Non-autonomous dynamic network model involving growth and decay

Abstract

Quantifying growth model in large scale complex networks has been analyzed using various distributions. Networks which are of ample interest in current scenario tend to follow the exponential distribution in their degree characteristics. This preferential attachment model only reflected the growth mechanism of the system. Birth and death are two indistinguishable phenomena of nature, thus losses of links and nodes in a network are bound to affect the distribution. Whether it be social network or biological reactions or body growth or it be popularity of actor or popularity of music genre all goes through three phases of growth, saturation and finally tends to decay. In this paper, we study this effect and come up with a more general “Gamma Distribution” model for these systems. A truly astonishing characteristic of these systems is their non-autonomy. The degree distribution parameter shows time dependency and follows an ‘inverted bathtub’ curve. Initially when the birth rate exceeds the death rate of links, the number of links increases, which lowers the number of hubs to number of links ratio. Thus, the distribution parameter (γ for scale-free) increases.
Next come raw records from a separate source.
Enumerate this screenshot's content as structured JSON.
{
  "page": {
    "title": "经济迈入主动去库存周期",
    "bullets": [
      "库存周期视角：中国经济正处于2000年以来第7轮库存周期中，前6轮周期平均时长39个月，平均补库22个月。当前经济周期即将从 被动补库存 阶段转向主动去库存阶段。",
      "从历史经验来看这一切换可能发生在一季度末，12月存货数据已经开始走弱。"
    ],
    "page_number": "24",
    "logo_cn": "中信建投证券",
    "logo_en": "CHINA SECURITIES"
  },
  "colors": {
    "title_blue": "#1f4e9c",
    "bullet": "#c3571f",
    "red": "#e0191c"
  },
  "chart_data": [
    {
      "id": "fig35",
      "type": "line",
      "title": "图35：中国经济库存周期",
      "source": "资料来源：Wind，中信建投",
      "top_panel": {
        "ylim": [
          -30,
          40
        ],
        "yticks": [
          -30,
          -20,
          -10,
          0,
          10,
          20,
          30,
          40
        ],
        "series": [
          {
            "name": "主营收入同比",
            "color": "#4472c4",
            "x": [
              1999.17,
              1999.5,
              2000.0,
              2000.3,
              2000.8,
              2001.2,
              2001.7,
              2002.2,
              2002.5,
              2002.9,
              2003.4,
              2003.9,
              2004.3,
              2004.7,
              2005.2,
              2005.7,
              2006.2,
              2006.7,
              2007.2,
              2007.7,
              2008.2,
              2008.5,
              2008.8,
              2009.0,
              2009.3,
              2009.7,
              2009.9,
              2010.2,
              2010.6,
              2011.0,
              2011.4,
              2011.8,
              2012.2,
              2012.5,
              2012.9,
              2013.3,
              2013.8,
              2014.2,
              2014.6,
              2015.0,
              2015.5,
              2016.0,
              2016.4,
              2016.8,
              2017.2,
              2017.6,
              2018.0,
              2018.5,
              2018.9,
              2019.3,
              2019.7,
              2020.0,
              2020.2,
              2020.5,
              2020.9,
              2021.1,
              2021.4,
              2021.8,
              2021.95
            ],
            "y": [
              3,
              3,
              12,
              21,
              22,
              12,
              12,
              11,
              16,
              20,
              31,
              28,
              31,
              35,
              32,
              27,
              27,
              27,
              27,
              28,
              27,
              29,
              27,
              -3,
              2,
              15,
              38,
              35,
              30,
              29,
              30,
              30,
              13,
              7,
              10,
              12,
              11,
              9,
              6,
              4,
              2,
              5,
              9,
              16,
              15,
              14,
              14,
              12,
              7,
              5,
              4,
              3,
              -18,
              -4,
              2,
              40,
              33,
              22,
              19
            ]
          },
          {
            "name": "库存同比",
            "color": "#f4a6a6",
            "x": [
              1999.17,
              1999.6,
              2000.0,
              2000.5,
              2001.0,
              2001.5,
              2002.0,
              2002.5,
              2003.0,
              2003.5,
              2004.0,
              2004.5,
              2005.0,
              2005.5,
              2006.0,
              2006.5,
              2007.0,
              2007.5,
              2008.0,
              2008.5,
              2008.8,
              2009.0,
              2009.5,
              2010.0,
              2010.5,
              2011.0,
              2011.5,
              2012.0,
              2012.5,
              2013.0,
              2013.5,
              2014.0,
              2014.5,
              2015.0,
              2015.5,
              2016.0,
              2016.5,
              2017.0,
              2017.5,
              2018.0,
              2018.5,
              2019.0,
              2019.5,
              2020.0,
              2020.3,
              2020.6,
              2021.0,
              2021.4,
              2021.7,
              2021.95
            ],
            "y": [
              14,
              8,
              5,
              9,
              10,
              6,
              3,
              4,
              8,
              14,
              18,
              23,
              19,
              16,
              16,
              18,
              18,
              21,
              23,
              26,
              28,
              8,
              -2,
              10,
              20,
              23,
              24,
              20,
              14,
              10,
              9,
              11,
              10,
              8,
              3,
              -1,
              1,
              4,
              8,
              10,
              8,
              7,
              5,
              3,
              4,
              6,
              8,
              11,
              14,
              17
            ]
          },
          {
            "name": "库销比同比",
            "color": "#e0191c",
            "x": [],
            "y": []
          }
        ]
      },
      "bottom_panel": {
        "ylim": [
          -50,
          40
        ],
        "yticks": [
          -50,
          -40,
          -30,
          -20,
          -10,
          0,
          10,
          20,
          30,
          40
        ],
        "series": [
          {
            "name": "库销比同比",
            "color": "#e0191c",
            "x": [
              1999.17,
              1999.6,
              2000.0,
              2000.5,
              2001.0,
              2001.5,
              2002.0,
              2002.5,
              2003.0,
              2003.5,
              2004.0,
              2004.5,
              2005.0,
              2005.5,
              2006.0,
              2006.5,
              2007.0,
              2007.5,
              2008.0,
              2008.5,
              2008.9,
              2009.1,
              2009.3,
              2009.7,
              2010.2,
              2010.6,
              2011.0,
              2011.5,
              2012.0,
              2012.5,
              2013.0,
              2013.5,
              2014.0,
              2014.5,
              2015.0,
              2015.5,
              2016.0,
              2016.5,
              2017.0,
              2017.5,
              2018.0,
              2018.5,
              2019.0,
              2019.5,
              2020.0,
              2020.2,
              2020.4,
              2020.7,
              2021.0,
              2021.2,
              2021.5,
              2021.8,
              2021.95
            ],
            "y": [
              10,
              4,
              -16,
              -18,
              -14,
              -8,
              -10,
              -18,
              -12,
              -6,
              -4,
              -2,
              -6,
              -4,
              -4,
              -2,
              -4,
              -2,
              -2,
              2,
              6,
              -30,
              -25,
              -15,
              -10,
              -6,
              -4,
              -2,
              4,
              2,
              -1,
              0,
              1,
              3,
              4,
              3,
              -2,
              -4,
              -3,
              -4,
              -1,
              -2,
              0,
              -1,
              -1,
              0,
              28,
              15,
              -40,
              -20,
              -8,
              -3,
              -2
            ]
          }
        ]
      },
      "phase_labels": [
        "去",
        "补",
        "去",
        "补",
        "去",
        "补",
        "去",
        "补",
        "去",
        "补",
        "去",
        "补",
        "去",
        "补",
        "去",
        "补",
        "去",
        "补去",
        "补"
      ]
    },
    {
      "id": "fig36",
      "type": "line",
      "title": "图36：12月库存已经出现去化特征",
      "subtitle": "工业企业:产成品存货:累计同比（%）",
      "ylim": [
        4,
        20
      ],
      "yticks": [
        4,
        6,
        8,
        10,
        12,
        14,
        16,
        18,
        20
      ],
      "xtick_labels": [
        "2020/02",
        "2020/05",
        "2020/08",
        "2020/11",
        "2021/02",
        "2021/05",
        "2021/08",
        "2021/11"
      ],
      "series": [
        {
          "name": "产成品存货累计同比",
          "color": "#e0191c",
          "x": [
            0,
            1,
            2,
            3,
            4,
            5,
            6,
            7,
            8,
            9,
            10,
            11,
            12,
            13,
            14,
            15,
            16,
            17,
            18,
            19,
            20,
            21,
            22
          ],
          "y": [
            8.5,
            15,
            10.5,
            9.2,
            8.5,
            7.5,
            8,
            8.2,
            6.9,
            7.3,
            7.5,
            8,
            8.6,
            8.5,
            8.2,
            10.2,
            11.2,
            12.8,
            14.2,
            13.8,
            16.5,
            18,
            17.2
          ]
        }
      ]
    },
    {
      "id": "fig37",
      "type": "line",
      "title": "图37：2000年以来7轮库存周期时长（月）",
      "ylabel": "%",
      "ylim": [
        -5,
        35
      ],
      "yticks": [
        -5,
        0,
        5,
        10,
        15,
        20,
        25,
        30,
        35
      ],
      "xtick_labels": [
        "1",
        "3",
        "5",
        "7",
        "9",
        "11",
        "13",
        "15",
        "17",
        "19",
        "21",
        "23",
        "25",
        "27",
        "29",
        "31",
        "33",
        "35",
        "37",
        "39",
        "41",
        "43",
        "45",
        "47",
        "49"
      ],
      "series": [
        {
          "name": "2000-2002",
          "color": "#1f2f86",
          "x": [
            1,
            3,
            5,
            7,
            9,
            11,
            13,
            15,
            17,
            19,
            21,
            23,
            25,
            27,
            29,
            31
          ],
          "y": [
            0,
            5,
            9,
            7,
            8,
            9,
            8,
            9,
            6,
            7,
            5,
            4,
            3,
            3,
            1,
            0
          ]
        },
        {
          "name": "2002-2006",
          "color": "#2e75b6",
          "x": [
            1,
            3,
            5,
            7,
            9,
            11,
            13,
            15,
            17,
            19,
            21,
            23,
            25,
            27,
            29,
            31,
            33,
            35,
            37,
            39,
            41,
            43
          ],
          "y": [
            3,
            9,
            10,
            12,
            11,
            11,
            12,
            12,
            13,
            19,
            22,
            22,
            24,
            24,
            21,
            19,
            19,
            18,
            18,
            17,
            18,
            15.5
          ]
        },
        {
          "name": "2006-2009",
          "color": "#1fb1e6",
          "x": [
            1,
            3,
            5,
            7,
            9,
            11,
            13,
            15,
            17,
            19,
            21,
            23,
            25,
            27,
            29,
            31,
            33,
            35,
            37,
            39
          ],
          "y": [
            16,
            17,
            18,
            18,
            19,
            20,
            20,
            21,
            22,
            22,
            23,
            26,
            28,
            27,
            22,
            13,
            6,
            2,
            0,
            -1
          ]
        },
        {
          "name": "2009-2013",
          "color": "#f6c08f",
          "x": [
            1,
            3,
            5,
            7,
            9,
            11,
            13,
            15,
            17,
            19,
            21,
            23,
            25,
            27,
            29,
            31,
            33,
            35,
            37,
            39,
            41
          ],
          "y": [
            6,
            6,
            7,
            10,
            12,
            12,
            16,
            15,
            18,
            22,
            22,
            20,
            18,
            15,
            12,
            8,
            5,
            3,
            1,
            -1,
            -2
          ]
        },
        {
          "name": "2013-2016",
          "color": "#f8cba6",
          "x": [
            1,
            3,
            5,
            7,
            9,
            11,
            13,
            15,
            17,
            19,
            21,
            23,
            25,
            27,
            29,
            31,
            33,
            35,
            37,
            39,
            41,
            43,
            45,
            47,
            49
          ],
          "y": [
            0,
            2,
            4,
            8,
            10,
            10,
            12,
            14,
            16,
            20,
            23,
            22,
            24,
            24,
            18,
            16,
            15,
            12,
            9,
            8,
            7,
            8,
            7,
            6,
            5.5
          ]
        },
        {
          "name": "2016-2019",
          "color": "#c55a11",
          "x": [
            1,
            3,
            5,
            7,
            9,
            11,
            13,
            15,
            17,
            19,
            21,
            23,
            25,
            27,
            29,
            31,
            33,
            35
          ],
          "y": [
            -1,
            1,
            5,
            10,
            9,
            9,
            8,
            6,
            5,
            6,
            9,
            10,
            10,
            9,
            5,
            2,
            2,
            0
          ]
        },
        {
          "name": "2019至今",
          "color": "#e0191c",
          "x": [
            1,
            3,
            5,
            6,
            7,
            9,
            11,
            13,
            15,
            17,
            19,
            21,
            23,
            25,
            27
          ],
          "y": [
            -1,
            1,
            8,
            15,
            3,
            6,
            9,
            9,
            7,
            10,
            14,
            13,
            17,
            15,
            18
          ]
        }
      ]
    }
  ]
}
When both rates are same, flat portion of bathtub curve is obtained. Finally, when the death of links dominates, three possibilities are there: When the number of hubs remains almost unchanged, decreasing portion of ‘inverted bathtub curve’ is observed. When hubs also start decaying, constant parameter value persists or creates spike in the curve on abrupt hub deaths. These sudden spikes can occur anytime during the life period of a network.